How cuda core compute fp16 data in different nvidia arch?

i recently learning a100 and h100 arch. I have some problems about cuda core flops performance :

  1. referring to h100 white paper, i notice a100 fp16 tflops of cuda core is 4x fp32 tflops in a100. but 2x in h100.
    what’s more, fma/ clk per sm is also 4x for fp16 : fp32 in ampere(a100). Can I assume that a cuda core(fp32 unit) can compute 4 fp16 data per clock in a100, but 2 fp16 data per clock in h100?

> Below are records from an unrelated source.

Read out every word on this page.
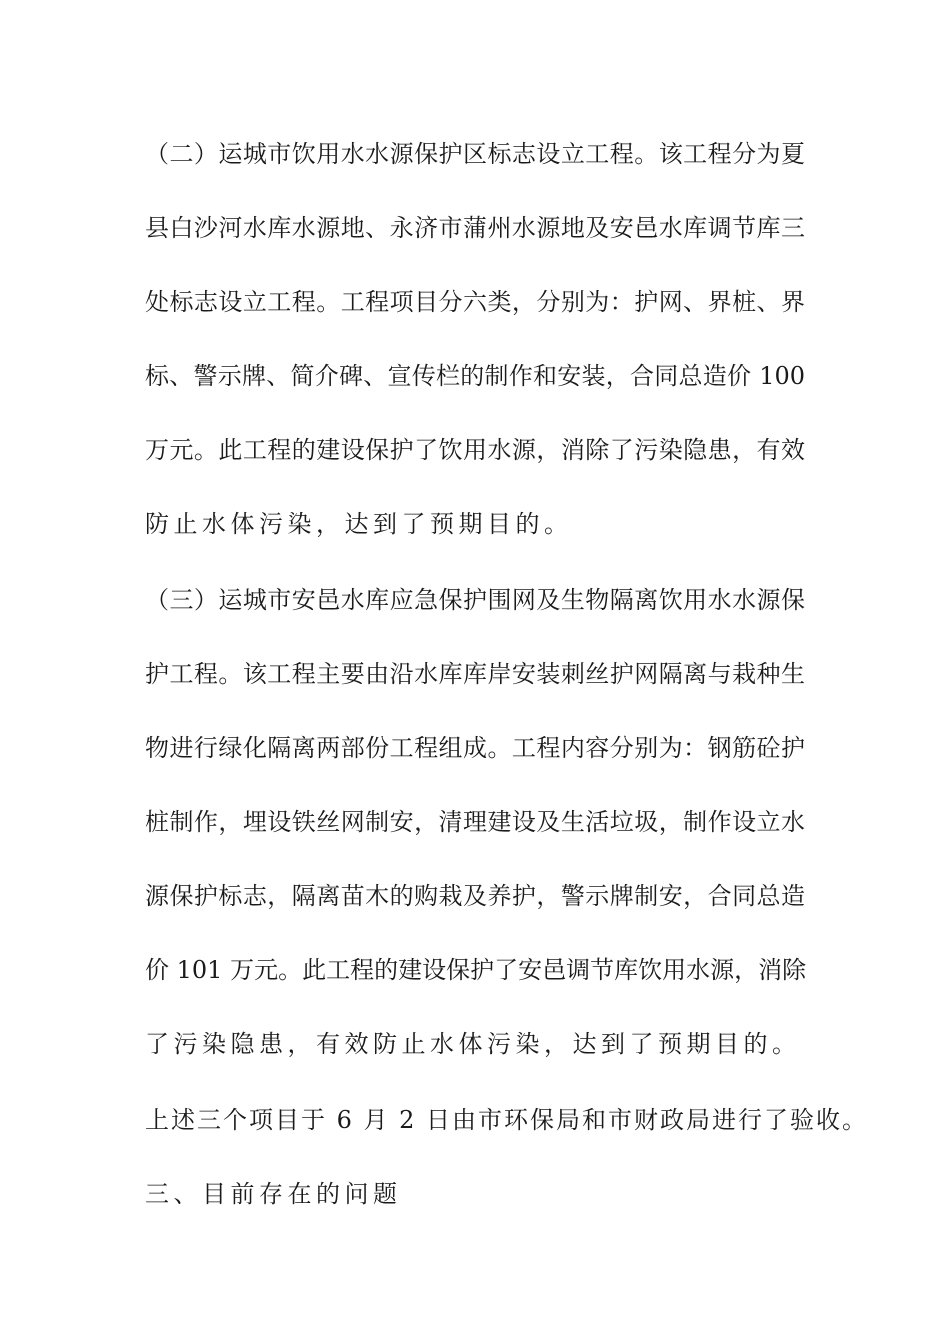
（二）运城市饮用水水源保护区标志设立工程。该工程分为夏
县白沙河水库水源地、永济市蒲州水源地及安邑水库调节库三
处标志设立工程。工程项目分六类，分别为：护网、界桩、界
标、警示牌、简介碑、宣传栏的制作和安装，合同总造价 100
万元。此工程的建设保护了饮用水源，消除了污染隐患，有效
防止水体污染，达到了预期目的。
（三）运城市安邑水库应急保护围网及生物隔离饮用水水源保
护工程。该工程主要由沿水库库岸安装刺丝护网隔离与栽种生
物进行绿化隔离两部份工程组成。工程内容分别为：钢筋砼护
桩制作，埋设铁丝网制安，清理建设及生活垃圾，制作设立水
源保护标志，隔离苗木的购栽及养护，警示牌制安，合同总造
价 101 万元。此工程的建设保护了安邑调节库饮用水源，消除
了污染隐患，有效防止水体污染，达到了预期目的。
上述三个项目于 6 月 2 日由市环保局和市财政局进行了验收。
三、目前存在的问题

  2. in sm80s, a sm have 64 fp32 units and 4 warp schedulers. So a warp(32 threads) only is allocated 16 fp32 units. if i launch a kernel to do some compute for fp32 data, only half warp(16 threads) can execute parallelly in a clock . Is that right?
1 Like

Table 4 in the programming guide lists the throughput of arithmetic instructions for all architectures.
https://docs.nvidia.com/cuda/cuda-c-programming-guide/index.html#arithmetic-instructions-throughput-native-arithmetic-instructions

On sm80, we have 256 results per clock cycle per sm for fp16 addition, and 64 results for fp32 addition.
On sm90, it is 256 for fp16, and 128 for fp32.

1 Like

But it does not distinguish between cuda/tensor core…?

And it seems to be add, or simple operations but not mma?

Tensor core throughput is not included in that table.

1 Like

oh, thank you for your reply! Well, do you know the cuda/tensor core TFLOPS of previous arch like V100?

Tensorcore FLOPS are listed in the data sheets.


well, I do find ampere and hopper’s data. But no V100’s…

"Tesla V100’s Tensor Cores deliver up to 125 Tensor TFLOPS for training and inference
applications. "